Wednesday, April 04, 2007

Arnold Conquers the Fourth Dimension

Alone. Life Wastes Andy Hardy is a vehicle for experimental filmmaker Martin Arnold to make a couple statements. A quick search on Google turns up this quote by the artist:

"The cinema of Hollywood is a cinema of exclusion, reduction and denial, a cinema of repression. There is always something behind that which is being represented, which was not represented. And it is exactly that that is most interesting to consider."

So Martin sets about exposing the hypocrisy in the "wholesome" work of Andy Hardy. Is there really a Freudian/Oedipal subtext in these movies? If so, was it the actors who snuck it in or was it explicitly directed by a bored Andy Hardy? Who knows.

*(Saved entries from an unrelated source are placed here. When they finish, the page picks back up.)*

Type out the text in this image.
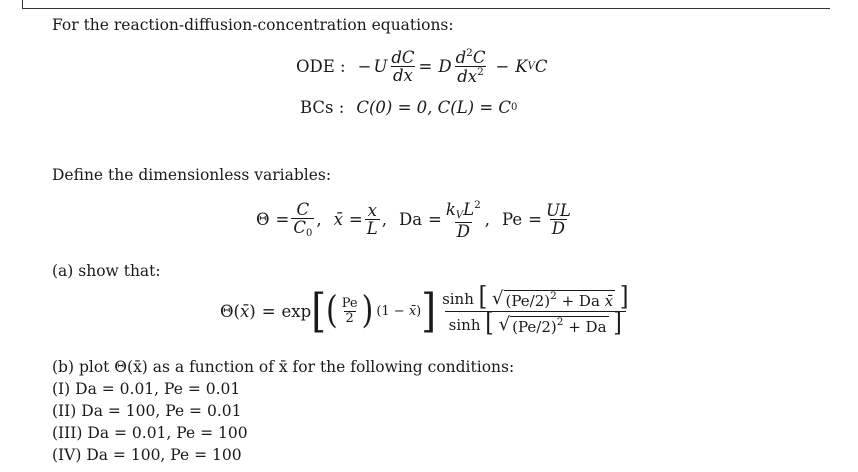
For the reaction-diffusion-concentration equations:
ODE : − U $\frac{dC}{dx} = D \frac{d^2C}{dx^2} - K$ V C
BCs : C(0) = 0, C(L) = C 0
Define the dimensionless variables:
$\Theta = \frac{C}{C0}$ , x̄ = $\frac{x}{L}$ , $Da = \frac{kVL^2}{D}$ , $Pe = \frac{UL}{D}$
(a) show that:
Θ ( x̄ ) = exp [ ( $\frac{Pe}{2}$ ) (1 − x̄) ] $\frac{\sinh [ √ (Pe/2)^2 + Da x̄ ]}{\sinh [ √ (Pe/2)^2 + Da ]}$
(b) plot Θ(x̄) as a function of x̄ for the following conditions:
(I) Da = 0.01, Pe = 0.01
(II) Da = 100, Pe = 0.01
(III) Da = 0.01, Pe = 100
(IV) Da = 100, Pe = 100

What's intriguing about Life Wastes is not so much the overt accusations that Arnold makes about these films but his method. With one hand glued to the jog shuttle, he turns Mickey Rooney and Judy Garland into his slaves, his puppets, his marionettes. Arnold is able to manipulate his playthings into new gyrations, extend a fleeting glance or gesture into a minute-long expose, turning a whispered, hidden emotion into one shouted from the rooftops for our amusement.

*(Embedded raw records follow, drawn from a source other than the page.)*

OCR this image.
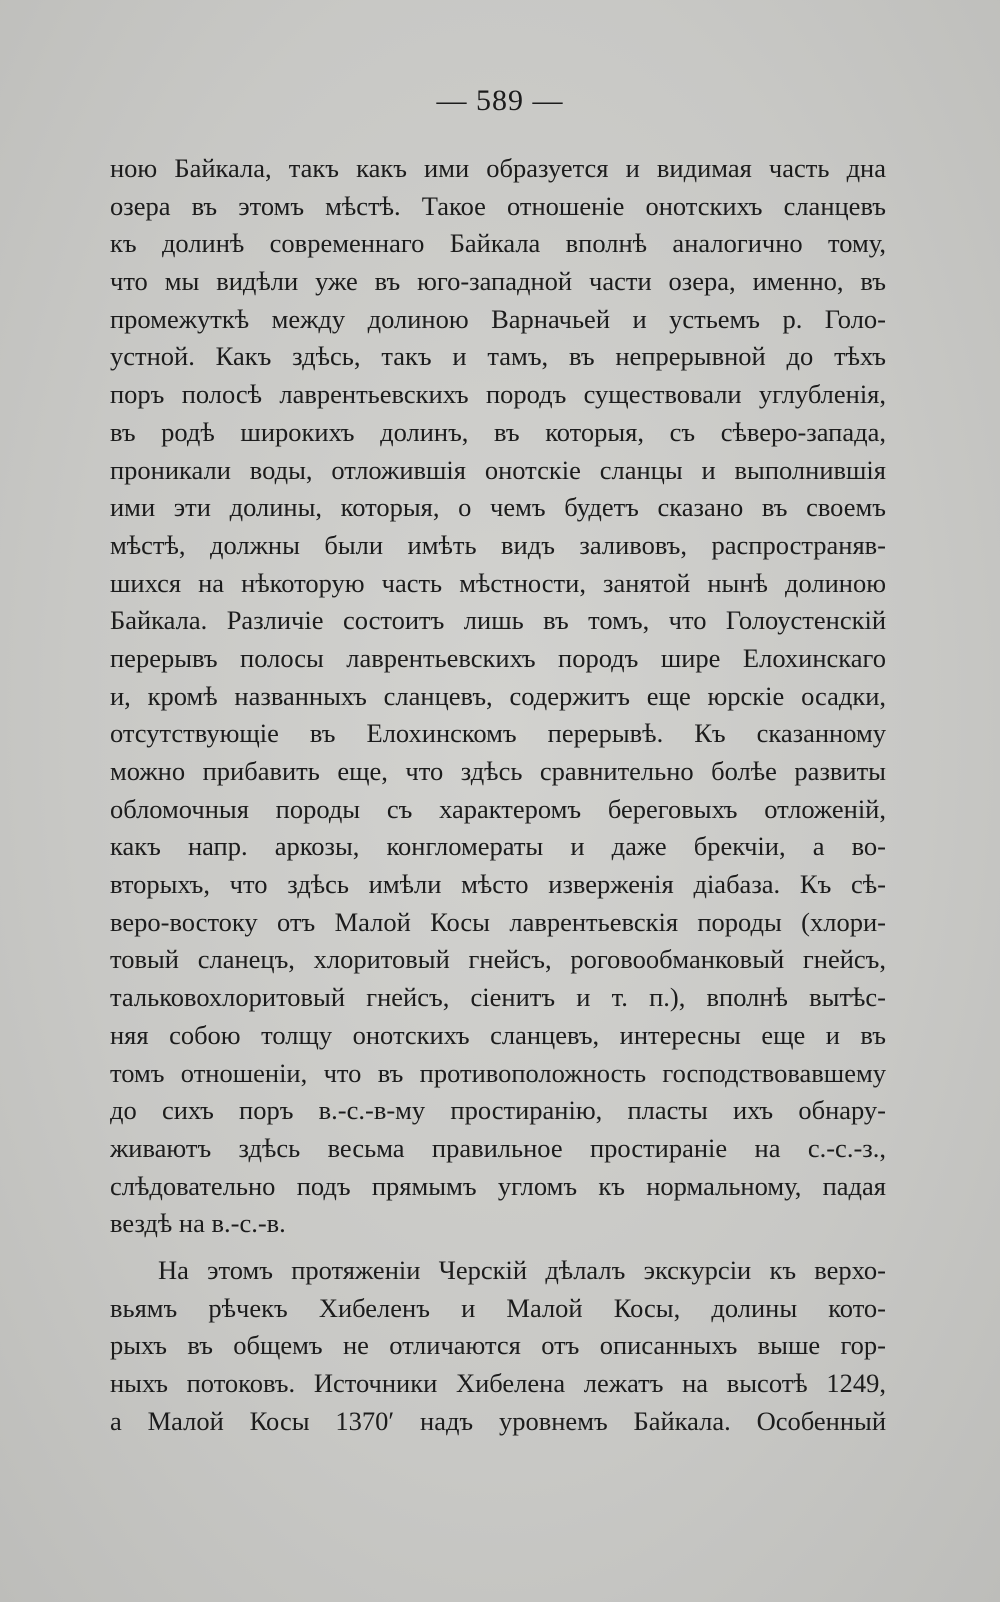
— 589 —
ною Байкала, такъ какъ ими образуется и видимая часть дна
озера въ этомъ мѣстѣ. Такое отношеніе онотскихъ сланцевъ
къ долинѣ современнаго Байкала вполнѣ аналогично тому,
что мы видѣли уже въ юго-западной части озера, именно, въ
промежуткѣ между долиною Варначьей и устьемъ р. Голо-
устной. Какъ здѣсь, такъ и тамъ, въ непрерывной до тѣхъ
поръ полосѣ лаврентьевскихъ породъ существовали углубленія,
въ родѣ широкихъ долинъ, въ которыя, съ сѣверо-запада,
проникали воды, отложившія онотскіе сланцы и выполнившія
ими эти долины, которыя, о чемъ будетъ сказано въ своемъ
мѣстѣ, должны были имѣть видъ заливовъ, распространяв-
шихся на нѣкоторую часть мѣстности, занятой нынѣ долиною
Байкала. Различіе состоитъ лишь въ томъ, что Голоустенскій
перерывъ полосы лаврентьевскихъ породъ шире Елохинскаго
и, кромѣ названныхъ сланцевъ, содержитъ еще юрскіе осадки,
отсутствующіе въ Елохинскомъ перерывѣ. Къ сказанному
можно прибавить еще, что здѣсь сравнительно болѣе развиты
обломочныя породы съ характеромъ береговыхъ отложеній,
какъ напр. аркозы, конгломераты и даже брекчіи, а во-
вторыхъ, что здѣсь имѣли мѣсто изверженія діабаза. Къ сѣ-
веро-востоку отъ Малой Косы лаврентьевскія породы (хлори-
товый сланецъ, хлоритовый гнейсъ, роговообманковый гнейсъ,
тальковохлоритовый гнейсъ, сіенитъ и т. п.), вполнѣ вытѣс-
няя собою толщу онотскихъ сланцевъ, интересны еще и въ
томъ отношеніи, что въ противоположность господствовавшему
до сихъ поръ в.-с.-в-му простиранію, пласты ихъ обнару-
живаютъ здѣсь весьма правильное простираніе на с.-с.-з.,
слѣдовательно подъ прямымъ угломъ къ нормальному, падая
вездѣ на в.-с.-в.
На этомъ протяженіи Черскій дѣлалъ экскурсіи къ верхо-
вьямъ рѣчекъ Хибеленъ и Малой Косы, долины кото-
рыхъ въ общемъ не отличаются отъ описанныхъ выше гор-
ныхъ потоковъ. Источники Хибелена лежатъ на высотѣ 1249,
а Малой Косы 1370′ надъ уровнемъ Байкала. Особенный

We the audience are his puppets, too, as we are forced to watch this or that bit of the original sample over and over, long past our standard tolerance for the stuttering, nauseating motion. It made me more aware of how my attention is manipulated and directed (a la Vertov's Kino-Eye) in all film, although I am usually too entertained to actively resent or resist it.

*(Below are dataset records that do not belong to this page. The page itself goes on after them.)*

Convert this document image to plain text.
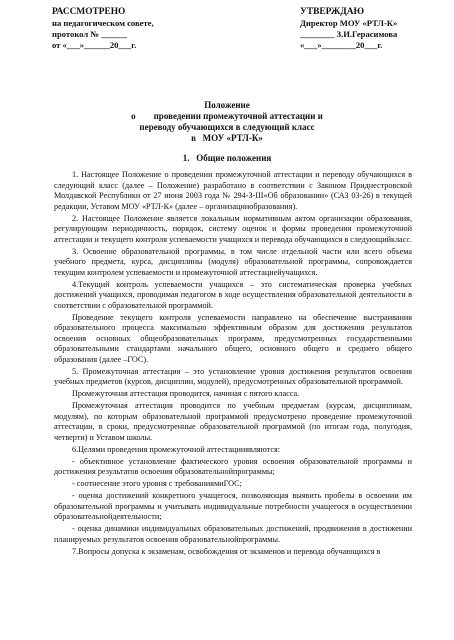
РАССМОТРЕНО
на педагогическом совете,
протокол № ______
от «___»______20___г.
УТВЕРЖДАЮ
Директор МОУ «РТЛ-К»
________ З.И.Герасимова
«___»________20___г.
Положение
о        проведении промежуточной аттестации и
переводу обучающихся в следующий класс
в   МОУ «РТЛ-К»
1.   Общие положения

1. Настоящее Положение о проведении промежуточной аттестации и переводу обучающихся в следующий класс (далее – Положение) разработано в соответствии с Законом Приднестровской Молдавской Республики от 27 июня 2003 года № 294-З-III«Об образовании» (САЗ 03-26) в текущей редакции, Уставом МОУ «РТЛ-К» (далее – организацииобразования).

2. Настоящее Положение является локальным нормативным актом организации образования, регулирующим периодичность, порядок, систему оценок и формы проведения промежуточной аттестации и текущего контроля успеваемости учащихся и перевода обучающихся в следующийкласс.

3. Освоение образовательной программы, в том числе отдельной части или всего объема учебного предмета, курса, дисциплины (модуля) образовательной программы, сопровождается текущим контролем успеваемости и промежуточной аттестациейучащихся.

4.Текущий контроль успеваемости учащихся – это систематическая проверка учебных достижений учащихся, проводимая педагогом в ходе осуществления образовательной деятельности в соответствии с образовательной программой.

Проведение текущего контроля успеваемости направлено на обеспечение выстраивания образовательного процесса максимально эффективным образом для достижения результатов освоения основных общеобразовательных программ, предусмотренных государственными образовательными стандартами начального общего, основного общего и среднего общего образования (далее –ГОС).

5. Промежуточная аттестация – это установление уровня достижения результатов освоения учебных предметов (курсов, дисциплин, модулей), предусмотренных образовательной программой.

Промежуточная аттестация проводится, начиная с пятого класса.

Промежуточная аттестация проводится по учебным предметам (курсам, дисциплинам, модулям), по которым образовательной программой предусмотрено проведение промежуточной аттестации, в сроки, предусмотренные образовательной программой (по итогам года, полугодия, четверти) и Уставом школы.

6.Целями проведения промежуточной аттестацииявляются:

- объективное установление фактического уровня освоения образовательной программы и достижения результатов освоения образовательнойпрограммы;

- соотнесение этого уровня с требованиямиГОС;

- оценка достижений конкретного учащегося, позволяющая выявить пробелы в освоении им образовательной программы и учитывать индивидуальные потребности учащегося в осуществлении образовательнойдеятельности;

- оценка динамики индивидуальных образовательных достижений, продвижения в достижении планируемых результатов освоения образовательнойпрограммы.

7.Вопросы допуска к экзаменам, освобождения от экзаменов и перевода обучающихся в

Ultimately, Arnold has conquered the fourth dimension. For fifteen diabolical minutes, Arnold flaunts his newfound power like a child who has just learned how to disrupt an ant colony. Throughout our lives, we are slaves to the constant march of time, never able to pause it or stop or reverse or loop it to our own ends. When given the opportunity, who could resist the giddy feeling of turning the tables and becoming master of time, shaking it around, holding it upside down, bullying it for lunch money.

It's a bit juvenile, but it was pretty funny in a couple spots.